Original Study| Volume 21, ISSUE 6, P864-871.e6, June 2020

Development and Validation of a Nomogram for Predicting the 6-Year Risk of Cognitive Impairment Among Chinese Older Adults



      Although some people with mild cognitive impairment may not suffer from dementia lifelong, about 5% of them will progress to dementia within 1 year in community settings. However, a general tool for predicting the risk of cognitive impairment was not adequately studied among older adults.


      Prospective cohort study.


      Community-living, older adults from 22 provinces in China.


      We included 10,066 older adults aged 65 years and above (mean age, 83.2 ± 11.1 years), with normal cognition at baseline in the 2002–2008 cohort and 9354 older adults (mean age, 83.5 ± 10.8 years) in the 2008–2014 cohort of the Chinese Longitudinal Healthy Longevity Survey.


      We measured cognitive function using the Chinese version of the Mini-Mental State Examination. Demographic, medical, and lifestyle information was used to develop the nomogram via a Lasso selection procedure using a Cox proportional hazards regression model. We validated the nomogram internally with 2000 bootstrap resamples and externally in a later cohort. The predictive accuracy and discriminative ability of the nomogram were measured by area-under-the-curves and calibration curves, respectively.
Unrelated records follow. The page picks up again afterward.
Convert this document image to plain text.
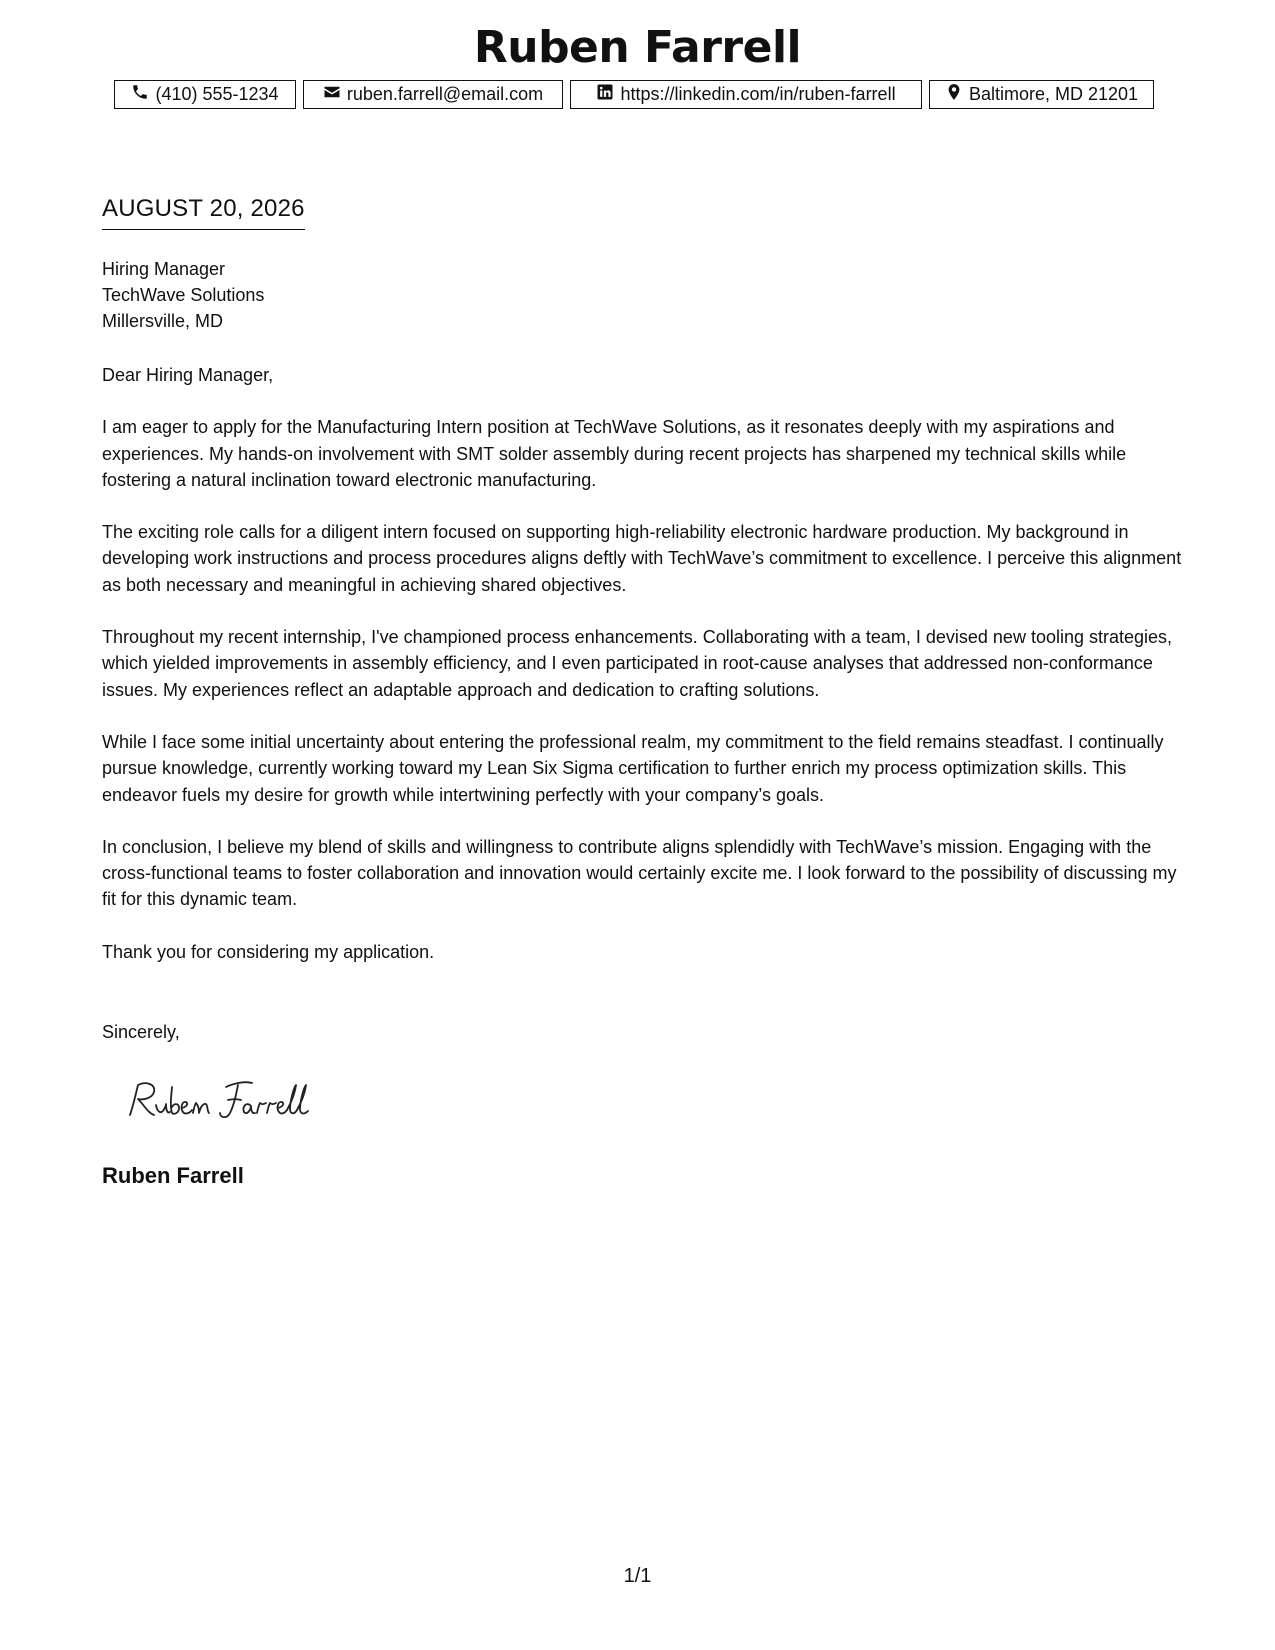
Ruben Farrell
(410) 555-1234	ruben.farrell@email.com	https://linkedin.com/in/ruben-farrell	Baltimore, MD 21201
AUGUST 20, 2026
Hiring Manager
TechWave Solutions
Millersville, MD

Dear Hiring Manager,

I am eager to apply for the Manufacturing Intern position at TechWave Solutions, as it resonates deeply with my aspirations and experiences. My hands-on involvement with SMT solder assembly during recent projects has sharpened my technical skills while fostering a natural inclination toward electronic manufacturing.

The exciting role calls for a diligent intern focused on supporting high-reliability electronic hardware production. My background in developing work instructions and process procedures aligns deftly with TechWave’s commitment to excellence. I perceive this alignment as both necessary and meaningful in achieving shared objectives.

Throughout my recent internship, I've championed process enhancements. Collaborating with a team, I devised new tooling strategies, which yielded improvements in assembly efficiency, and I even participated in root-cause analyses that addressed non-conformance issues. My experiences reflect an adaptable approach and dedication to crafting solutions.

While I face some initial uncertainty about entering the professional realm, my commitment to the field remains steadfast. I continually pursue knowledge, currently working toward my Lean Six Sigma certification to further enrich my process optimization skills. This endeavor fuels my desire for growth while intertwining perfectly with your company’s goals.

In conclusion, I believe my blend of skills and willingness to contribute aligns splendidly with TechWave’s mission. Engaging with the cross-functional teams to foster collaboration and innovation would certainly excite me. I look forward to the possibility of discussing my fit for this dynamic team.

Thank you for considering my application.

Sincerely,
Ruben Farrell
1/1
      Eight factors were identified with which to construct the nomogram: age, baseline of the Mini-Mental State Examination, activities of daily living and instrumental activities of daily living score, chewing ability, visual function, history of stroke, watching TV or listening to the radio, and growing flowers or raising pets. The area-under-the-curves for internal and external validation were 0.891 and 0.867, respectively, for predicting incident cognitive impairment. The calibration curves showed good consistency between nomogram-based predictions and observations.

      Conclusions and Implications

      The nomogram-based prediction yielded consistent results in 2 separate large cohorts. This feasible prognostic nomogram constructed using readily ascertained information may assist public health practitioners or physicians to provide preventive interventions of cognitive impairment.